Aung Kyi Nyunt dismissed that criticism. “The NLD has 58 percent of the seats in parliament,” he told Al Jazeera. “If we didn’t want to include any other parties we wouldn’t have to.”
But that majority is seemingly useless against the military’s veto, leaving many to wonder what the NLD realistically expects to achieve.
With the party looking ahead to the 2020 election, one goal could be to give voters more detail about what constitutional reform would actually look like – even if they are as yet unable to deliver it.
“I think it’s about getting it down on record and then if they were to be re-elected in 2020, they would use the following five years to really work on pushing through those reforms,” said Melissa Crouch, an expert on Myanmar’s constitution.
Another reason they might be turning to this issue now is the slow progress in the country’s peace process.
Striking an agreement with an array of ethnic armed groups who have been fighting the government for decades was another of Aung San Suu Kyi’s main election promises.

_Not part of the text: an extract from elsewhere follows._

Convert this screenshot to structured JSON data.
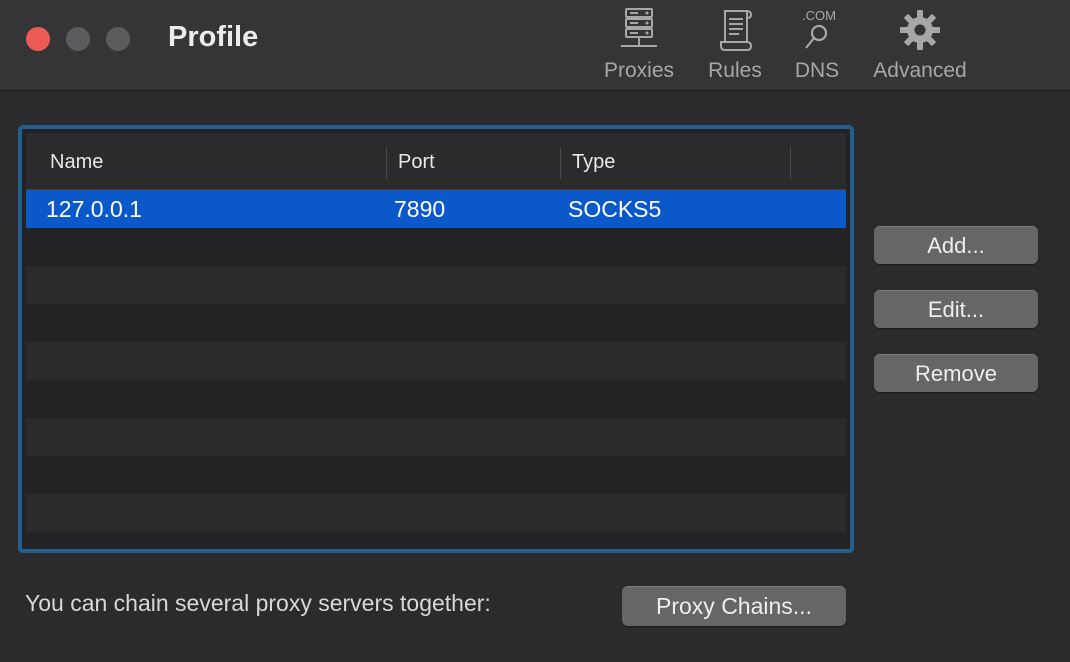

The military-written charter on sale at a stall in Yangon in April 2008 [File: Aung Hla Tun/Reuters] |
Ethnic conflicts
As violence continues to rage in the borderlands, the committee is an opportunity to show these groups their demands for a federal system could soon be enshrined in the charter.
And there are plenty of smaller matters in the constitution that ethnic parties in peripheral states might want to address as part of the dialogue.
The 400-page softback, published in Burmese and English, covers everything from redrawing state boundaries to a provincial government’s right to tax the contents of a “treasure trove”.
But it is section 261 that will probably stir most debate. The military-backed opposition party has proposed amending it so that states can elect their own chief ministers.
Until there are significant changes to clauses that entrench military power, however, resentment is likely to linger.
The vast majority of people did not even get a chance to look at the proposed charter before the 2008 vote, says Tint Soe, the activist turned legislator who voted against it.
“Their approach was: the less people know the better,” he said.
At a recent rally in Mandalay, the country’s second city, protesters gathered to voice support for the government’s new committee.
One demonstrator, a poet named San Nein Oo, told a local reporter the only good thing about the constitution was its cover.
Others may disagree; with its generic sans serif font and drop shadow effect, the book’s exterior is no exemplar of design.